Sentencing changes spur ‘odd bedfellows’
Conservatives and liberals unite to cut prison population
It was a surprise dinner invitation that made Marc Mauer of the Sentencing Project realize he had new allies in his effort to end mandatory-minimum prison sentences.
After years of working with liberal groups such as the NAACP and Human Rights Watch, Mauer found himself dining at a conservative think tank with heavyweights of the political right, including former House speaker Newt Gingrich and anti-tax activist Grover Norquist. The discussion topic: the explosion in the U.S. prison population due to federal and state laws requiring minimum sentences for even non-violent offenders.
“We had this three-hour freeflowing discussion about the need to reduce the prison population,” Mauer said of the 2009 event. “It was striking how much agreement there was there.”
Since mandatory sentencing became widespread in the 1980s and prison populations and costs began to climb, opponents have pointed to its disproportionate impacts on minorities and the poor. The political right calls the current criminal justice system an expensive government program that produces poor results.
Conservative support has given criminal justice reform a powerful bipartisan boost. Since 2010, 13 states have revised sentencing laws, including traditionally red states Arkansas, Kentucky, South Carolina, Louisiana and Georgia.
“Conservatives have long held the cards” to changing sentencing rules, says Adam Gelb, director of the Pew Charitable Trusts’ Public Safety Performance Project. “They had the tough-on-crime credentials … and it’s been much easier for them to step out and say ‘this isn’t working and we have to find a better way.”’
It has also brought together some very odd couples. U.S. At- torney General Eric Holder opposes mandatory-minimum sentences for non-violent drug offenders. So does former National Rifle Association president David Keene. Sen. Rand Paul, R-Ky., and Sen. Cory Booker, D-N.J., are among those supporting a measure pending in the Senate that would reduce mandatory sentences for drug offenses.
“It’s the perfect example of odd bedfellows. This is something they agree on,” says Molly Gill of the non-partisan group Families Against Mandatory Minimums.
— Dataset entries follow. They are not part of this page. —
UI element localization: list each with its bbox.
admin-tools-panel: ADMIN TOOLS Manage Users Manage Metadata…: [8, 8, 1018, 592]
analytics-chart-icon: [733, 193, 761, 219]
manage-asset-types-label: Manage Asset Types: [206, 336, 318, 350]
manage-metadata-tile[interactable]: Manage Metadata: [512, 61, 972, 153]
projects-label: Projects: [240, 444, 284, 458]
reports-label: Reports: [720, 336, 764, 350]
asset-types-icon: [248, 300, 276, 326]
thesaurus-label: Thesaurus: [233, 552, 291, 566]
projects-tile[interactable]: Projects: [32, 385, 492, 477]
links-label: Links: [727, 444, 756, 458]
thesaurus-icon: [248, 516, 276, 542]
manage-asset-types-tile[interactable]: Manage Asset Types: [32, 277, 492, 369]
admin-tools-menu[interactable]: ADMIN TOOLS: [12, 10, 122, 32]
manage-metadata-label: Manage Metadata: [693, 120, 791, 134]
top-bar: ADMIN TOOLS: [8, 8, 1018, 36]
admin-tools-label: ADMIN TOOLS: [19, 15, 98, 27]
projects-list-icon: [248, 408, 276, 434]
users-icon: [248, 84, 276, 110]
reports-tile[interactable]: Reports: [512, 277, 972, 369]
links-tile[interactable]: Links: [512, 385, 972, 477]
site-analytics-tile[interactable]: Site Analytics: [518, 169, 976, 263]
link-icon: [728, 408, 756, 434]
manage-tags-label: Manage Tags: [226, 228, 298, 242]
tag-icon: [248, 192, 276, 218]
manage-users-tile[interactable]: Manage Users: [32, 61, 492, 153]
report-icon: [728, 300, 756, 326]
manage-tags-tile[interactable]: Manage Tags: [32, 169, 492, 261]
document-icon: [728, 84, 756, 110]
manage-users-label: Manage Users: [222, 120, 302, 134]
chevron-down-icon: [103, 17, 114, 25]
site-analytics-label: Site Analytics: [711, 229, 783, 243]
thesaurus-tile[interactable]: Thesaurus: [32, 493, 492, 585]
Booker, who as mayor of Newark created a prisoner re-entry program, called it an “exciting convergence in American culture. ... It really drives my hope that we can get some real substantive change.”
Conservative support for sentencing reform includes libertarian-leaning Sens. Paul and Mike Lee, R-Utah, the group Right on Crime, founded by Norquist, and the Justice Fellowship, offshoot of the prison ministry founded by Chuck Colson, an aide to President Richard Nixon imprisoned in the Watergate break-in.
There are still those on the right and the left that are skeptical about a sentencing overhaul. Prosecutors’ groups oppose it, arguing that tough sentencing laws have worked to reduce crime. Sen. Dianne Feinstein, D-Calif., was one of two Judiciary Committee votes against a related bill aimed at reducing recidivism.
Sentencing revisions face a challenge in the House of Representatives. Changing tough laws canl seem politically perilous. “We have not seen the last campaign mailer ... that accuses an opponent of being soft on crime,” Gelb says. That kind of political attack “has been a staple of campaigns for decades now, and it’s going to be a hard habit to break.”